Danny went back to the shop and spent another hour chatting up the techs, talking to them while they pried teeth out of gum sections removed from the heads of elk, deer and Catalina Island boar. He asked questions about tall, gray-haired men who acted strange; jazz; heroin; guys with wolverine fixations. He breathed blood and animal tooth infection and stressed strange behavior among the temporary workers who came and went; he threw out teasers on a handsome Hollywood actor who just might have made the scene. The techs deadpanned him, no’d him and worked around him; his only lead was elimination stuff: most of the temps were Mex, wetbacks going to Belmont and Lincoln High sans green cards, veterans of the Vernon slaughterhouses, where the work was twice as gory and the money was even worse than the coolie wages Mr.

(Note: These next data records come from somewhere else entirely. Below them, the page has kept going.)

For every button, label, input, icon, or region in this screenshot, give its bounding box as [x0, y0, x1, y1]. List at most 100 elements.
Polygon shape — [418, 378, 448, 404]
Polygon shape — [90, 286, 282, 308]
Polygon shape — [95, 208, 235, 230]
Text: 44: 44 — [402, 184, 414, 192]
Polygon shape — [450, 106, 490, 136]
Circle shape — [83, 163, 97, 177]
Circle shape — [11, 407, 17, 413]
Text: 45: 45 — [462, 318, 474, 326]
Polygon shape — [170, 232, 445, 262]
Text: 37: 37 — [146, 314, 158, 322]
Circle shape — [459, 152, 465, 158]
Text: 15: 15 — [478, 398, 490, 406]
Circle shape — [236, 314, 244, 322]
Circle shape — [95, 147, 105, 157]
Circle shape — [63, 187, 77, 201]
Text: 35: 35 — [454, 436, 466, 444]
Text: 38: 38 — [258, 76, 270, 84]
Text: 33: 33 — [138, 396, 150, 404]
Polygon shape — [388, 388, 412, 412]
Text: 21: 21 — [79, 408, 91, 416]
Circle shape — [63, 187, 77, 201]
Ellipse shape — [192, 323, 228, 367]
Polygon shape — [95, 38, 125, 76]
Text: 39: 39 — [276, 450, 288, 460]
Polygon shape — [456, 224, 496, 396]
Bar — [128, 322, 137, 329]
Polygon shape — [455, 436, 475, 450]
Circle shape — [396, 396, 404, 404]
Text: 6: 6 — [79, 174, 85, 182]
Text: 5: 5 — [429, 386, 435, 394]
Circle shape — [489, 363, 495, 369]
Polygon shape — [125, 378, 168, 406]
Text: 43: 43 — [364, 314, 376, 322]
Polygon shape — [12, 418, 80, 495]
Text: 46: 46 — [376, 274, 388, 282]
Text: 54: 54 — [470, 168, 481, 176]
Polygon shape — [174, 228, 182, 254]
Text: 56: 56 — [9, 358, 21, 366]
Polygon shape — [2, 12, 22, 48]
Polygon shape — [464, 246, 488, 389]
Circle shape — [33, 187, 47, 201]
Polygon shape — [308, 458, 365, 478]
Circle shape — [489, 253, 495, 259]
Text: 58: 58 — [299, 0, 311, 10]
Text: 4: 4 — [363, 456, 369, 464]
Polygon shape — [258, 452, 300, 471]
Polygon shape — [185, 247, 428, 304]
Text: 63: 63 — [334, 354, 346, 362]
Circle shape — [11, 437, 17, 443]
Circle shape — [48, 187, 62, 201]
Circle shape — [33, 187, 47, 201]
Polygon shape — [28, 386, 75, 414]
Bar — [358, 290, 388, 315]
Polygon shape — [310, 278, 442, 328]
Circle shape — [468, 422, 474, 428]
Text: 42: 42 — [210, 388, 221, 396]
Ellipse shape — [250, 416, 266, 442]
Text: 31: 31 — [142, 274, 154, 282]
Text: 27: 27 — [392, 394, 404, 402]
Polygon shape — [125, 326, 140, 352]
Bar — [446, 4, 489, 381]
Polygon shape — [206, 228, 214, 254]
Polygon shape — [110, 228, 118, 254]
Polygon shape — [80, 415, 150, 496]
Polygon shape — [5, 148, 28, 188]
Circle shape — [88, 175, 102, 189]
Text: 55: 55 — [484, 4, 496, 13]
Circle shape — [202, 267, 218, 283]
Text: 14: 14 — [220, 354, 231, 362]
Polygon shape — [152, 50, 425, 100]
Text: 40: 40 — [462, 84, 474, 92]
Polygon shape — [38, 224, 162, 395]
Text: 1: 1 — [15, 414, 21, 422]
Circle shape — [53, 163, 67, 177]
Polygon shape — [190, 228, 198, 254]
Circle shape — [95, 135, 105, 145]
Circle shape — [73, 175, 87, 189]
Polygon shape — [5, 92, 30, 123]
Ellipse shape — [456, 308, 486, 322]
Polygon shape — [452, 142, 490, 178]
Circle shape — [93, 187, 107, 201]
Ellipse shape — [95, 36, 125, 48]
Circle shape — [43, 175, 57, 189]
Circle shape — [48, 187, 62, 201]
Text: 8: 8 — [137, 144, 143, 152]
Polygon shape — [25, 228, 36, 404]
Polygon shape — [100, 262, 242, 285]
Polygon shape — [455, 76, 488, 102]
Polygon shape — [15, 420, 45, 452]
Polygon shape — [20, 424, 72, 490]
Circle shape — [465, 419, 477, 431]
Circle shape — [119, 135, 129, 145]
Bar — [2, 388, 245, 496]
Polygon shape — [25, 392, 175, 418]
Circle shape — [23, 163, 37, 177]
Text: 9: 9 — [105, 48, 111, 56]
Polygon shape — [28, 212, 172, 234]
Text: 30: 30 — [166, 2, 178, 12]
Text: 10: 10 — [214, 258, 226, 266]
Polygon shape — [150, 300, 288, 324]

Carmichael paid. Danny left thinking Reynolds Loftis would faint the second he hit the Joredco line; thinking the actor might be circumstantial linkage only. But Joredco/Cormier still felt right; the blood and decay smelled like something HE would love.

The day was warming up; heat that felt all the worse for coming after heavy rain. Danny sat in the car and sweated out last night’s drunk; he thought elimination, thought that the day labor joints kept no records in order to dodge taxes, that the high school employment offices were long shots he had to try anyway. He drove to Belmont High, talked to the employment counselor, learned that her records only went back to ‘45 and checked the Joredco referrals—twenty-seven of them—all Mexes and Japs. Even though he knew the age range was wrong, he repeated the process at Lincoln: Mexes, Japs and a mentally deficient white boy hired because he was strong enough to haul two deer carcasses at a time. Gooser. But the rightness kept nagging him.